A new CT technique could allow for the reduction of up to 65 percent of the radiation dose patients receive during a routine whole-body scan. This radiation reducing tool, adaptive statistical iterative reconstruction, is described in a study published in the Sept. issue of the American Journal of Roentgenology.
Iterative reconstruction allows radiologists to reduce the noise in an image and improve image quality, while significantly reducing the radiation dose, according to the authors.
Amy K. Hara, MD, from the department of diagnostic radiology at the Mayo Clinic in Scottsdale, Ariz., and colleagues performed CT scans using the newly adapted low-dose ASIR method and the standard dose method without ASIR both on a phantom and 12 patients.
"We found nearly identical image quality using the reduced dose CT method with ASIR compared with the standard dose CT method without ASIR," said Hara.
In the study, patient radiation doses were reduced up to 65 percent using the low-dose iterative reconstruction method, according to the authors. They reported that average radiation dose delivered during the low-dose CT with iterative reconstruction was 470 mGy; the average dose delivered using the standard dose CT without IR was 894 mGy.

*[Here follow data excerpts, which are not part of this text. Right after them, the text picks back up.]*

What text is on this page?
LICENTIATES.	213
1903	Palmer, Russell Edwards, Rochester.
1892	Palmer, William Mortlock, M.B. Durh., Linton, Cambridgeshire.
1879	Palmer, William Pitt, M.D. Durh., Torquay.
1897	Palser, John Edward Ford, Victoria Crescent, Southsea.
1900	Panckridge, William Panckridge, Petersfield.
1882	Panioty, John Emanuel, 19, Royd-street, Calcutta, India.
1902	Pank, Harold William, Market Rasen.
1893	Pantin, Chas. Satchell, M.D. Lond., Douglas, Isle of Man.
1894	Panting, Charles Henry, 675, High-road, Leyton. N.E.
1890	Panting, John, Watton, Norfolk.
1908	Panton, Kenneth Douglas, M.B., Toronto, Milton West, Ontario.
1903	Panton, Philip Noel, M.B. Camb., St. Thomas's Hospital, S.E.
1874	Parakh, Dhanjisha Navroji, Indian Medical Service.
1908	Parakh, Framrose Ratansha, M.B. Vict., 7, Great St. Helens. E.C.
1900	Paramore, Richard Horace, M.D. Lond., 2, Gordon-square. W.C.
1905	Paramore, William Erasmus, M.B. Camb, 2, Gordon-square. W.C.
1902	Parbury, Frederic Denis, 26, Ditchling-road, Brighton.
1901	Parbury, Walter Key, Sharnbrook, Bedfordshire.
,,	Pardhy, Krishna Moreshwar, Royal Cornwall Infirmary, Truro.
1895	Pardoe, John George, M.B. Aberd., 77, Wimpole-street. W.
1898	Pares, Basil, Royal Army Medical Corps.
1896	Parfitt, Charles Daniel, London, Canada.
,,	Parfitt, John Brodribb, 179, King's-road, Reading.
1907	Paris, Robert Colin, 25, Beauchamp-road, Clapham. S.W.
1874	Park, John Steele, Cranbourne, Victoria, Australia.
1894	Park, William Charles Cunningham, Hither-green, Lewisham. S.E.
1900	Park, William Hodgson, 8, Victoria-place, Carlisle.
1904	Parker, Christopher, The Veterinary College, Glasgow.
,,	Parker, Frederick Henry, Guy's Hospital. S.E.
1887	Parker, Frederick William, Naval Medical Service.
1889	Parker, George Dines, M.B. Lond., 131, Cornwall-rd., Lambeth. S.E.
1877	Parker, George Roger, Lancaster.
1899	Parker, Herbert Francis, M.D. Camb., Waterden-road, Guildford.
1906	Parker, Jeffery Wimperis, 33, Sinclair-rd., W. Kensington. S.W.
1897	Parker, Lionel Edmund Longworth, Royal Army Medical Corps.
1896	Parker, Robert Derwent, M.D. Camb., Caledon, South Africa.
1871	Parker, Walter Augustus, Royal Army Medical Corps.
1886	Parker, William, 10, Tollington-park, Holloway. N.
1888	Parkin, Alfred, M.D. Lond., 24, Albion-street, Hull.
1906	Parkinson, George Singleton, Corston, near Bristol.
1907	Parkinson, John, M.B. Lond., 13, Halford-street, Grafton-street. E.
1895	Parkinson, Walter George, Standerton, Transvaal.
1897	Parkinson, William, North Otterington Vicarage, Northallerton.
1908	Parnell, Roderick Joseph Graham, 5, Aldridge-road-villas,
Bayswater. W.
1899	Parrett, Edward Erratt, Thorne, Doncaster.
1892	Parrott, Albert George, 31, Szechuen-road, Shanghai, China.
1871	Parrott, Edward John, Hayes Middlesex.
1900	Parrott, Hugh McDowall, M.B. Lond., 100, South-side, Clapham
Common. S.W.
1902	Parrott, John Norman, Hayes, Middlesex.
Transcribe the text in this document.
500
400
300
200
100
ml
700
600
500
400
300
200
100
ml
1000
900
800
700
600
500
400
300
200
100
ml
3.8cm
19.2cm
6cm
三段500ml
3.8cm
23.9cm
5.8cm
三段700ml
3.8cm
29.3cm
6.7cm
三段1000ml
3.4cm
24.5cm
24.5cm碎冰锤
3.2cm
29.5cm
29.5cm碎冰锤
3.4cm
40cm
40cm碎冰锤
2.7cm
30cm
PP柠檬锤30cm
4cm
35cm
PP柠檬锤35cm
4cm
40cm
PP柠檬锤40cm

Based on their findings, the authors concluded that their study is significant because it shows that the low-dose ASIR method can significantly decrease the radiation dose along with the many risks associated with radiation exposure. “In future studies, it will be important to not only evaluate image quality but to assess diagnostic accuracy,” they wrote.
"Finding a way to reduce radiation dose for routine body CT imaging has been an ongoing concern for many… ASIR is new to CT but in our practice it has been very successful," Hara said.